The music video features Rubio dancing in a club with her love interest and then waking up with him in bed, over and over again. She also sings on a stage with Morat. To promote the single, Rubio performed the song at several gigs and shows including La Noche De Cadena 100, La Voz Spain, the Tu Mundo Awards, Telehit Awards, and on her Deseo tour.

==Music video==
The music video for "Mi Nuevo Vicio" premiered on Rubio's channel on YouTube and VEVO. In the video, she can be seen rocking out with Morat in a packed club, then she routinely finds herself in the bed of a handsome man (played by Brazilian model Andre Costa) every morning afterword.

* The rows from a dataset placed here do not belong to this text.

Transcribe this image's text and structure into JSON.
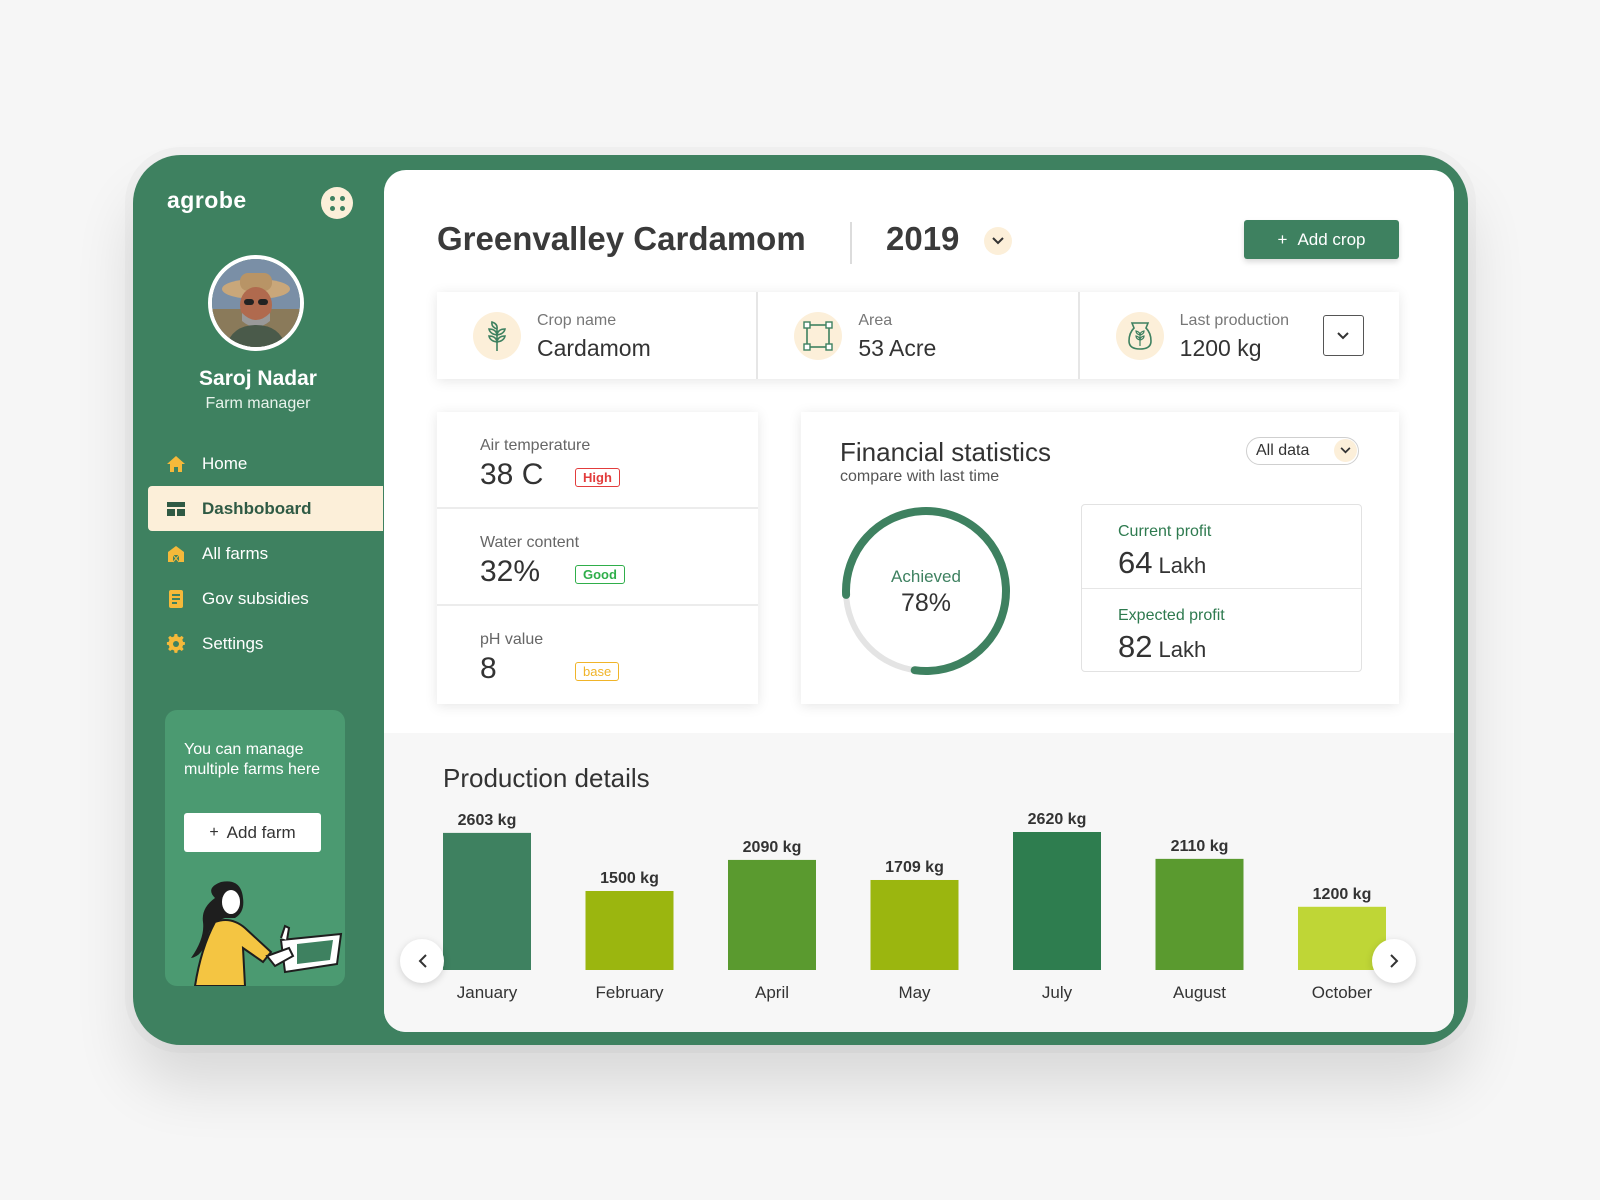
{
  "app": {
    "brand": "agrobe"
  },
  "user": {
    "name": "Saroj Nadar",
    "role": "Farm manager"
  },
  "sidebar": {
    "items": [
      {
        "label": "Home",
        "icon": "home-icon",
        "active": false
      },
      {
        "label": "Dashboboard",
        "icon": "dashboard-icon",
        "active": true
      },
      {
        "label": "All farms",
        "icon": "farm-icon",
        "active": false
      },
      {
        "label": "Gov subsidies",
        "icon": "document-icon",
        "active": false
      },
      {
        "label": "Settings",
        "icon": "gear-icon",
        "active": false
      }
    ],
    "promo": {
      "text": "You can manage multiple farms here",
      "button_label": "Add farm"
    }
  },
  "header": {
    "title": "Greenvalley Cardamom",
    "year": "2019",
    "add_crop_label": "Add crop"
  },
  "crop_info": [
    {
      "label": "Crop name",
      "value": "Cardamom",
      "icon": "wheat-icon"
    },
    {
      "label": "Area",
      "value": "53 Acre",
      "icon": "area-icon"
    },
    {
      "label": "Last production",
      "value": "1200 kg",
      "icon": "sack-icon"
    }
  ],
  "metrics": [
    {
      "label": "Air temperature",
      "value": "38 C",
      "badge": "High",
      "badge_color": "#e23c3c"
    },
    {
      "label": "Water content",
      "value": "32%",
      "badge": "Good",
      "badge_color": "#2fae4a"
    },
    {
      "label": "pH value",
      "value": "8",
      "badge": "base",
      "badge_color": "#f0b429"
    }
  ],
  "financial": {
    "title": "Financial statistics",
    "subtitle": "compare with last time",
    "filter": "All data",
    "achieved_label": "Achieved",
    "achieved_value": "78%",
    "achieved_fraction": 0.78,
    "current_profit_label": "Current profit",
    "current_profit_value": "64",
    "current_profit_unit": "Lakh",
    "expected_profit_label": "Expected profit",
    "expected_profit_value": "82",
    "expected_profit_unit": "Lakh"
  },
  "production": {
    "title": "Production details"
  },
  "chart_data": {
    "type": "bar",
    "categories": [
      "January",
      "February",
      "April",
      "May",
      "July",
      "August",
      "October"
    ],
    "values": [
      2603,
      1500,
      2090,
      1709,
      2620,
      2110,
      1200
    ],
    "value_labels": [
      "2603 kg",
      "1500 kg",
      "2090 kg",
      "1709 kg",
      "2620 kg",
      "2110 kg",
      "1200 kg"
    ],
    "colors": [
      "#3e8160",
      "#9bb60f",
      "#5a9a2f",
      "#9bb60f",
      "#2e7d4f",
      "#5a9a2f",
      "#bfd636"
    ],
    "title": "Production details",
    "unit": "kg",
    "ylim": [
      0,
      2620
    ]
  },
  "colors": {
    "primary": "#3e8160",
    "accent_cream": "#fcefd9"
  }
}
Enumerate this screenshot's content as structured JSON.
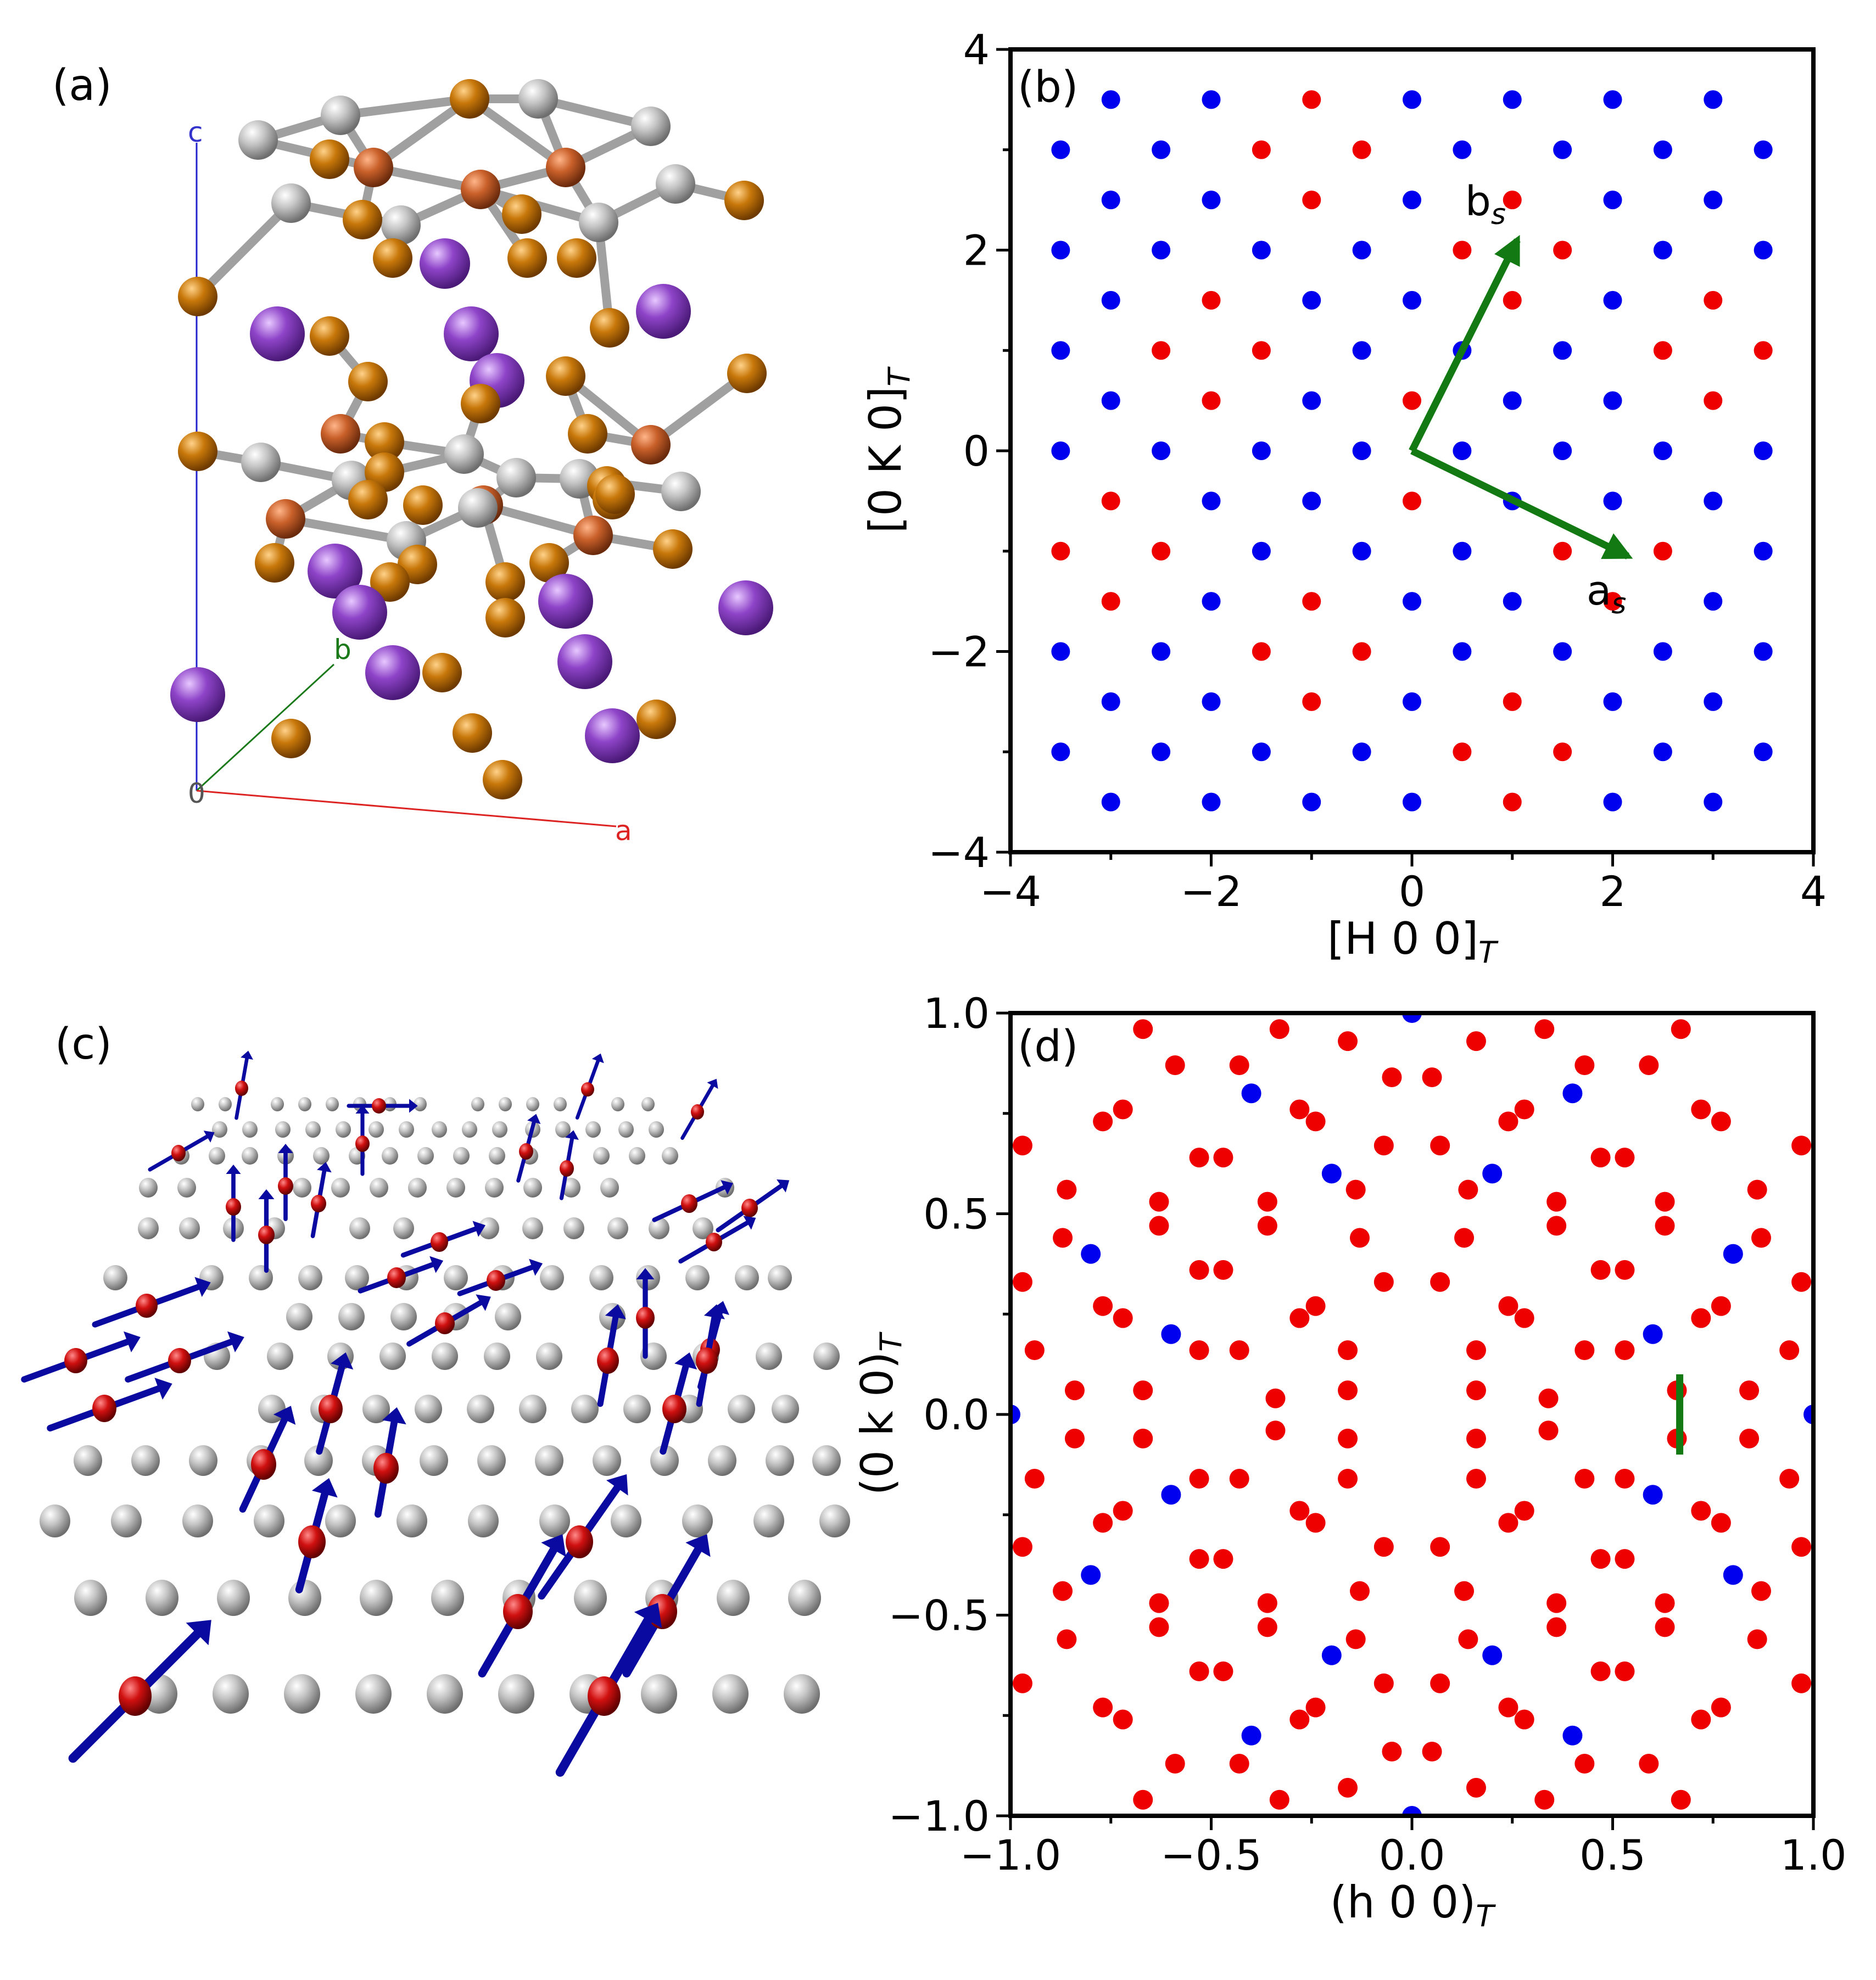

A review by Billboard staff described the Rubio's music video role as player "with boys who are younger, but not necessarily better, for her", and compared her to Anne Bancroft in the 1967 film The Graduate, where the American actress plays the role of Mrs. Robinson.

== Track listing ==
- Digital download
1. "Mi Nuevo Vicio" -

== Charts ==

===Weekly charts===

| Chart (2015–2017) | Peak position |
|---|---|
| Dominican Republic Pop (Monitor Latino) | 10 |
| Ecuador (National-Report) | 66 |
| Mexico (Billboard Mexico Airplay) | 22 |
| Mexico (Monitor Latino) | 16 |
| Mexico Pop (Monitor Latino) | 1 |
| Spain (PROMUSICAE) | 2 |
| Spain Digital Song Sales (Billboard) | 1 |
| US Latin Airplay (Billboard) | 42 |
| US Latin Pop Airplay (Billboard) | 12 |
| US Pop (Monitor Latino) | 11 |

===Year-end charts===

| Chart (2015) | Position |
|---|---|
| Dominican Republic Pop (Monitor Latino) | 20 |
| Mexico Pop (Monitor Latino) | 4 |
| Spain (PROMUSICAE) | 12 |
| US Latin Pop Songs (Billboard) | 44 |

| Chart (2016) | Position |
|---|---|
| Dominican Republic Pop (Monitor Latino) | 75 |
| Panama Pop (Monitor Latino) | 67 |

== Certifications ==

| Region | Certification | Certified units/sales |
| Mexico (AMPROFON) | Gold | 30,000^{‡} |
| Spain (Promusicae) | 2× Platinum | 80,000 |
^{‡} Sales+streaming figures based on certification alone.